From a recent thread I began in the HTIB section (see "small speakers/mid-size room"), it was suggested that I also look into various in-ceiling speakers instead of satellite speakers for a 5.1 system in my living room. Not believing I never really looked into this!! :duh: I hit the forum for various threads on in-ceiling speakers. This left me with a few new questions :dizzy: I hope someone can assist with:

Given the requirement that I need low profile ceiling mounted speakers (comparable in size to Bose Jewel Cubes), would I get better sound from a Satellite system hanging down from the ceiling or from in-ceiling speakers with a bit more range (but less position-ability)? The height of my ceiling in the living room is 9 feet.

Any input on this issue would be greatly appreciated, also any models recommended would be great!!!

Thanks


----------



## salvasol (Oct 31, 2006)

here is some  RHB speakers  :yes:

Read this article on  How to choose in wall/in ceiling speakers ... it may help you :yes:


----------



## Guest (Sep 17, 2008)

Great Info!! I have been looking at a few pairs of Boston Acoustics (DSi465) and maybe a slightly higher model for the center channel. I like the idea of being able to select my choice of Sub as well as receiver. I do have a few questions.

1. Given that our living room is underneath a bedroom, is there much sound transfer between the speaker and the floor above? (Speaker woofer size between 6 and 6.5 inches)

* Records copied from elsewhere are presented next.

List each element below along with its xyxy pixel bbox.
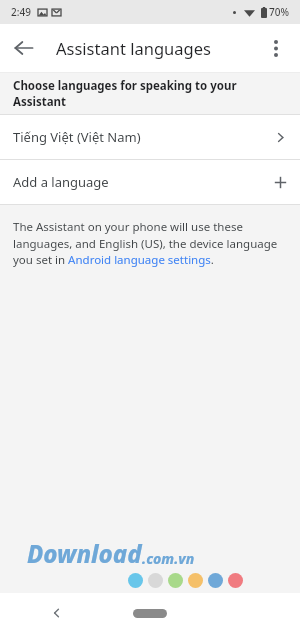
- staticText: Tiếng Việt (Việt Nam): [13, 128, 141, 146]
- button[interactable]: More options: [252, 24, 300, 72]
- staticText: Download: [27, 537, 142, 570]
- staticText: 70%: [269, 5, 289, 19]
- staticText: Assistant languages: [56, 37, 211, 59]
- button[interactable]: Home: [133, 609, 167, 618]
- button[interactable]: Back: [42, 598, 72, 628]
- staticText: Choose languages for speaking to your As…: [13, 78, 287, 110]
- button[interactable]: Tiếng Việt (Việt Nam): [0, 115, 300, 159]
- button[interactable]: Add a language: [0, 160, 300, 204]
- staticText: 2:49: [11, 5, 31, 19]
- staticText: The Assistant on your phone will use the…: [13, 219, 287, 267]
- button[interactable]: Back: [0, 24, 48, 72]
- staticText: Add a language: [13, 173, 109, 191]
- staticText: .com.vn: [142, 549, 195, 568]
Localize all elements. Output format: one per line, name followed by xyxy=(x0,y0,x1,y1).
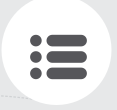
button[interactable]: List xyxy=(2,0,112,105)
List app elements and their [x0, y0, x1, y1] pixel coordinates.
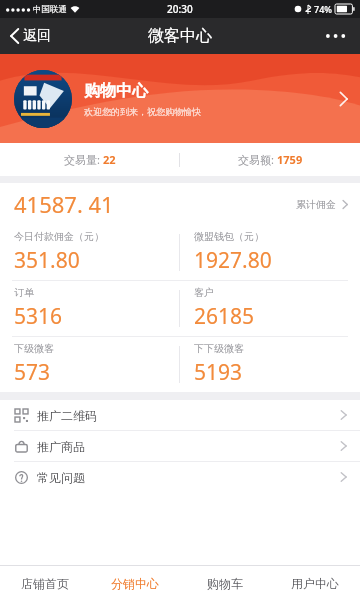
button[interactable]: 购物中心	[0, 54, 360, 143]
staticText: 常见问题	[37, 470, 85, 485]
staticText: 用户中心	[291, 576, 339, 591]
button[interactable]: 用户中心	[270, 566, 360, 600]
staticText: 推广商品	[37, 439, 85, 454]
button[interactable]: 返回	[0, 18, 61, 54]
button[interactable]: 下级微客	[0, 337, 179, 392]
staticText: 返回	[23, 27, 51, 45]
button[interactable]: 下下级微客	[180, 337, 360, 392]
staticText: 购物车	[207, 576, 243, 591]
staticText: 店铺首页	[21, 576, 69, 591]
staticText: 交易额:	[238, 152, 277, 167]
button[interactable]: 微盟钱包（元）	[180, 225, 360, 280]
staticText: 74%	[314, 3, 332, 15]
button[interactable]: More options	[312, 18, 360, 54]
staticText: 22	[103, 152, 116, 167]
staticText: 26185	[194, 302, 255, 331]
button[interactable]: 推广商品	[0, 431, 360, 461]
staticText: 5316	[14, 302, 63, 331]
staticText: 下级微客	[14, 342, 54, 355]
staticText: 41587. 41	[14, 189, 114, 219]
staticText: 交易量:	[64, 152, 103, 167]
staticText: 下下级微客	[194, 342, 244, 355]
button[interactable]: 分销中心	[90, 566, 180, 600]
staticText: 1927.80	[194, 246, 272, 275]
staticText: 20:30	[167, 2, 193, 16]
staticText: 欢迎您的到来，祝您购物愉快	[84, 106, 201, 117]
button[interactable]: 购物车	[180, 566, 270, 600]
staticText: 分销中心	[111, 576, 159, 591]
staticText: 微盟钱包（元）	[194, 230, 264, 243]
staticText: 推广二维码	[37, 408, 97, 423]
button[interactable]: 今日付款佣金（元）	[0, 225, 179, 280]
staticText: 351.80	[14, 246, 80, 275]
staticText: 累计佣金	[296, 198, 336, 211]
staticText: 微客中心	[148, 26, 212, 46]
button[interactable]: 41587. 41	[0, 183, 360, 225]
staticText: 客户	[194, 286, 214, 299]
button[interactable]: 订单	[0, 281, 179, 336]
button[interactable]: 常见问题	[0, 462, 360, 492]
button[interactable]: 推广二维码	[0, 400, 360, 430]
button[interactable]: 客户	[180, 281, 360, 336]
staticText: 1759	[277, 152, 303, 167]
staticText: 今日付款佣金（元）	[14, 230, 104, 243]
staticText: 573	[14, 358, 51, 387]
staticText: 订单	[14, 286, 34, 299]
staticText: 中国联通	[33, 4, 67, 15]
staticText: 购物中心	[84, 81, 148, 101]
button[interactable]: 店铺首页	[0, 566, 90, 600]
staticText: 5193	[194, 358, 243, 387]
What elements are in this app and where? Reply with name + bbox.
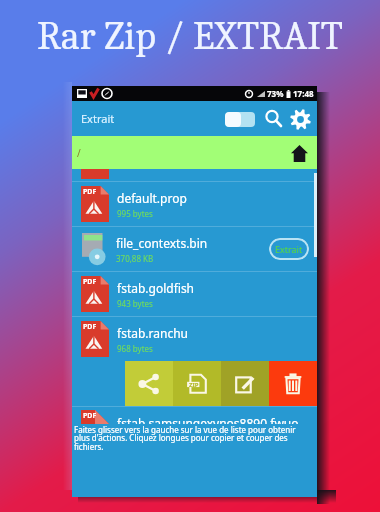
staticText: PDF bbox=[83, 411, 97, 421]
button[interactable]: PDF bbox=[72, 317, 317, 361]
staticText: fstab.ranchu bbox=[117, 325, 188, 341]
button[interactable]: Extrait bbox=[269, 238, 309, 260]
staticText: Faites glisser vers la gauche sur la vue… bbox=[74, 424, 308, 452]
staticText: Rar Zip / EXTRAIT bbox=[37, 13, 343, 59]
button[interactable]: PDF bbox=[72, 182, 317, 226]
staticText: 943 bytes bbox=[117, 298, 153, 309]
staticText: fstab.samsungexynos8890.fwuo bbox=[117, 415, 299, 431]
staticText: PDF bbox=[83, 277, 97, 287]
staticText: PDF bbox=[83, 322, 97, 332]
staticText: 995 bytes bbox=[117, 208, 153, 219]
button[interactable]: Toggle select mode bbox=[225, 112, 255, 127]
staticText: 370,88 KB bbox=[116, 253, 154, 264]
staticText: fstab.goldfish bbox=[117, 280, 195, 296]
staticText: file_contexts.bin bbox=[116, 235, 208, 251]
button[interactable]: Share bbox=[125, 361, 173, 406]
staticText: Extrait bbox=[81, 111, 115, 126]
button[interactable]: Delete bbox=[269, 361, 317, 406]
button[interactable]: Rename bbox=[221, 361, 269, 406]
staticText: 17:48 bbox=[293, 88, 314, 99]
button[interactable]: Search bbox=[263, 108, 285, 130]
button[interactable]: file_contexts.bin bbox=[72, 227, 317, 271]
button[interactable]: Home bbox=[289, 143, 309, 163]
staticText: 968 bytes bbox=[117, 343, 153, 354]
staticText: ZIP bbox=[189, 381, 199, 389]
button[interactable]: Settings bbox=[288, 107, 312, 131]
staticText: / bbox=[77, 146, 81, 160]
button[interactable]: / bbox=[72, 136, 317, 169]
staticText: 73% bbox=[267, 88, 284, 99]
button[interactable]: PDF bbox=[72, 272, 317, 316]
staticText: Extrait bbox=[275, 243, 303, 255]
button[interactable]: Compress to zip bbox=[173, 361, 221, 406]
staticText: PDF bbox=[83, 187, 97, 197]
staticText: default.prop bbox=[117, 190, 187, 206]
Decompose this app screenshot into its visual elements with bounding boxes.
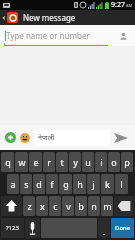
- button[interactable]: Back: [0, 10, 7, 25]
- staticText: n: [91, 200, 97, 212]
- staticText: z: [27, 200, 32, 212]
- button[interactable]: ?123: [1, 218, 24, 238]
- staticText: t: [60, 156, 64, 168]
- staticText: q: [5, 156, 11, 168]
- staticText: 9:27: [111, 0, 125, 10]
- staticText: d: [36, 178, 42, 190]
- staticText: k: [105, 178, 110, 190]
- staticText: e: [33, 156, 39, 168]
- button[interactable]: Backspace: [114, 196, 134, 216]
- button[interactable]: d: [33, 174, 45, 194]
- staticText: r: [47, 156, 51, 168]
- staticText: u: [85, 156, 91, 168]
- button[interactable]: t: [56, 152, 68, 172]
- staticText: New message: [23, 12, 76, 23]
- button[interactable]: h: [73, 174, 86, 194]
- button[interactable]: l: [115, 174, 128, 194]
- staticText: नेपाली: [38, 133, 55, 143]
- button[interactable]: Send: [110, 127, 132, 149]
- button[interactable]: b: [75, 196, 87, 216]
- button[interactable]: s: [20, 174, 32, 194]
- button[interactable]: n: [88, 196, 100, 216]
- button[interactable]: c: [49, 196, 61, 216]
- staticText: a: [10, 178, 16, 190]
- staticText: ?123: [6, 224, 19, 232]
- staticText: b: [78, 200, 84, 212]
- staticText: y: [73, 156, 78, 168]
- button[interactable]: Shift: [1, 196, 22, 216]
- button[interactable]: Voice input: [25, 218, 40, 238]
- staticText: .: [103, 228, 105, 238]
- button[interactable]: q: [1, 152, 14, 172]
- button[interactable]: w: [15, 152, 28, 172]
- button[interactable]: k: [101, 174, 114, 194]
- staticText: m: [103, 200, 112, 212]
- button[interactable]: a: [7, 174, 19, 194]
- staticText: f: [50, 178, 54, 190]
- staticText: g: [63, 178, 69, 190]
- staticText: s: [24, 178, 29, 190]
- staticText: c: [53, 200, 58, 212]
- button[interactable]: e: [29, 152, 42, 172]
- button[interactable]: v: [62, 196, 74, 216]
- staticText: w: [18, 156, 26, 168]
- button[interactable]: m: [101, 196, 113, 216]
- button[interactable]: f: [46, 174, 58, 194]
- button[interactable]: u: [82, 152, 94, 172]
- staticText: j: [92, 178, 95, 190]
- button[interactable]: o: [108, 152, 120, 172]
- button[interactable]: Emoji: [18, 131, 32, 145]
- button[interactable]: Done: [111, 218, 134, 238]
- staticText: AM: [126, 3, 133, 8]
- button[interactable]: x: [36, 196, 48, 216]
- staticText: Done: [115, 224, 131, 232]
- button[interactable]: Add attachment: [3, 130, 18, 145]
- button[interactable]: y: [69, 152, 81, 172]
- staticText: v: [66, 200, 71, 212]
- button[interactable]: p: [121, 152, 133, 172]
- button[interactable]: Pick contact: [116, 29, 130, 43]
- staticText: p: [124, 156, 130, 168]
- staticText: l: [120, 178, 123, 190]
- button[interactable]: i: [95, 152, 107, 172]
- button[interactable]: z: [23, 196, 35, 216]
- button[interactable]: g: [59, 174, 72, 194]
- staticText: i: [100, 156, 103, 168]
- staticText: h: [77, 178, 83, 190]
- staticText: Type name or number: [6, 30, 90, 41]
- button[interactable]: Type name or number: [5, 30, 112, 41]
- button[interactable]: .: [98, 218, 110, 238]
- button[interactable]: j: [87, 174, 100, 194]
- button[interactable]: r: [43, 152, 55, 172]
- staticText: x: [40, 200, 45, 212]
- button[interactable]: नेपाली: [34, 130, 110, 146]
- staticText: o: [111, 156, 117, 168]
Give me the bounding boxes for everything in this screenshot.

2. Is there a benefit to getting a 3-way for the center speaker? Or any preference over tweeter composition and design (silk, cone, dome, etc.)?

:T


----------



## DougMac (Jan 24, 2008)

I read your other post. Based on it and your post here, it sounds like you're thinking about locating *all* of your speakers in the ceiling as an alternative. I think folks who mentioned this alternative meant the more traditional in wall for the front speakers and in ceiling for the surrounds.

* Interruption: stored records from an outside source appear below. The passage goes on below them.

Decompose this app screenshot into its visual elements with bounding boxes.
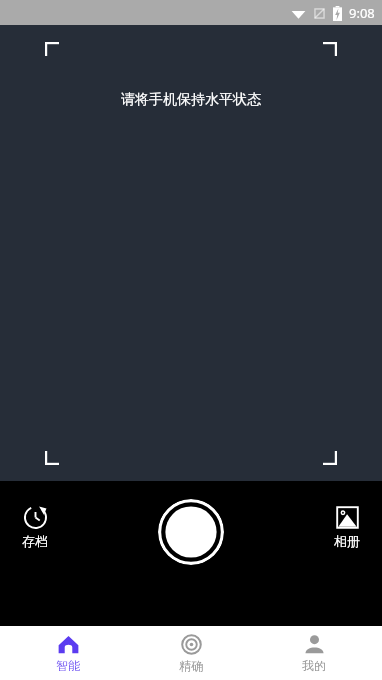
button[interactable]: 相册 bbox=[326, 502, 368, 552]
staticText: 请将手机保持水平状态 bbox=[121, 91, 261, 109]
button[interactable]: 智能 bbox=[13, 630, 123, 677]
staticText: 存档 bbox=[22, 533, 48, 549]
staticText: 精确 bbox=[179, 658, 203, 673]
staticText: 智能 bbox=[56, 658, 80, 673]
staticText: 9:08 bbox=[349, 4, 375, 22]
button[interactable]: 存档 bbox=[14, 502, 56, 552]
button[interactable]: 精确 bbox=[136, 630, 246, 677]
staticText: 我的 bbox=[302, 658, 326, 673]
staticText: 相册 bbox=[334, 533, 360, 549]
button[interactable]: 我的 bbox=[259, 630, 369, 677]
button[interactable]: Shutter bbox=[158, 499, 224, 565]
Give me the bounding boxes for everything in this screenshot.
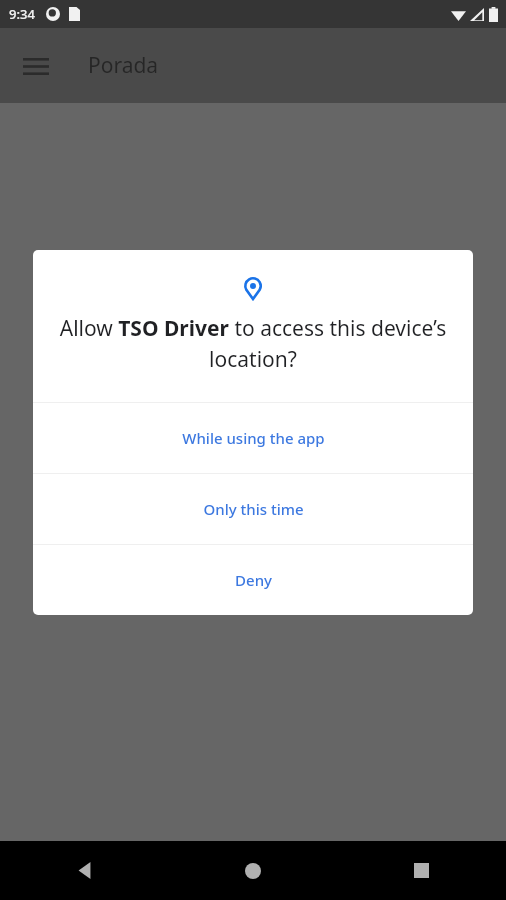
staticText: Only this time xyxy=(203,499,304,519)
button[interactable]: Recent apps xyxy=(337,841,506,900)
staticText: 9:34 xyxy=(9,5,35,23)
button[interactable]: Deny xyxy=(33,545,473,615)
staticText: Deny xyxy=(235,570,272,590)
button[interactable]: While using the app xyxy=(33,403,473,473)
button[interactable]: Back xyxy=(0,841,168,900)
button[interactable]: Only this time xyxy=(33,474,473,544)
button[interactable]: Home xyxy=(168,841,337,900)
staticText: Allow TSO Driver to access this device’s… xyxy=(55,314,451,373)
button[interactable]: Open navigation menu xyxy=(12,42,60,90)
staticText: Porada xyxy=(88,51,159,80)
staticText: While using the app xyxy=(182,428,325,448)
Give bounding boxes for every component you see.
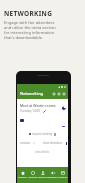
staticText: show attendees: [43, 141, 63, 145]
button[interactable]: Handbook: [38, 167, 48, 183]
button[interactable]: Search: [52, 92, 56, 96]
staticText: Compass: [28, 176, 38, 179]
staticText: Tuesday 14:00: [20, 109, 41, 113]
button[interactable]: Meet at Westin rooms: [20, 103, 66, 113]
staticText: NETWORKING: [4, 9, 53, 18]
button[interactable]: Reminder: [48, 167, 58, 183]
button[interactable]: Schedule: [58, 167, 68, 183]
staticText: Meet at Westin rooms: [20, 103, 56, 108]
staticText: Contacts: [18, 176, 27, 179]
staticText: view details: [35, 150, 50, 154]
button[interactable]: Contacts: [17, 167, 28, 183]
staticText: Networking: [20, 91, 44, 97]
button[interactable]: Compass: [28, 167, 38, 183]
staticText: request meeting: [32, 132, 53, 136]
staticText: Schedule: [58, 176, 68, 179]
staticText: Handbook: [38, 176, 48, 179]
staticText: Engage with fair attendees and utilize t…: [4, 20, 59, 40]
staticText: Reminder: [48, 176, 58, 179]
button[interactable]: Filter: [57, 92, 61, 96]
button[interactable]: More: [62, 92, 66, 96]
staticText: contacts: [20, 141, 31, 145]
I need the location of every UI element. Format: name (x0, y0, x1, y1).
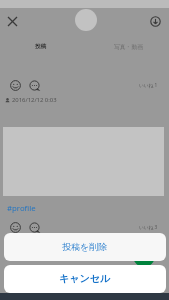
staticText: 2016/12/12 0:03 (12, 96, 57, 104)
button[interactable]: 写真・動画 (86, 38, 169, 55)
staticText: キャンセル (59, 272, 111, 285)
button[interactable]: Create post (133, 245, 155, 267)
staticText: 投稿を削除 (62, 241, 108, 252)
button[interactable]: 投稿 (0, 38, 83, 55)
button[interactable]: Comment (27, 220, 41, 234)
staticText: 投稿 (35, 43, 47, 50)
button[interactable]: キャンセル (4, 265, 166, 293)
button[interactable]: Close (4, 13, 21, 30)
button[interactable]: Like (8, 78, 22, 92)
staticText: いいね 3 (139, 224, 158, 230)
button[interactable]: Download (147, 13, 163, 29)
button[interactable]: 投稿を削除 (4, 233, 166, 261)
staticText: 写真・動画 (114, 43, 143, 50)
staticText: #profile (7, 203, 36, 214)
staticText: いいね 1 (139, 82, 158, 88)
button[interactable]: Like (8, 220, 22, 234)
button[interactable]: Comment (27, 78, 41, 92)
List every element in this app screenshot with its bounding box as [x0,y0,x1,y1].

If your intent is proof of concept to your wife, I don't think either small satellites or in ceiling L/C/R will do justice to the potential of surround in your future home theater. You've already heard small Bose and mentioned your were underwhelmed. While part of the problem is the poor quality of Bose products, there are laws of physics that cannot be overcome even with the finest quality and design. In other words, any speakers the size you mention will be a comprise.

If you put your L/C/R in ceiling, the fact they're down facing and up high will comprimise imaging and soundstage. Speaker manufacturers can be quite specific about speaker height and distance. When you've heard a system properly configured, you'll understand why.

There are better solutions to simplicity than buying a HTIB. You can use a good receiver with a DVB/Blu Ray Player and a cable/satellite box and still have ease of use. Just buy a good universal remote, such as one of the higher end Harmonys. They can be programmed for one touch movie or TV viewing which will be no more complicated than the all-in-one solutions.

Doug


----------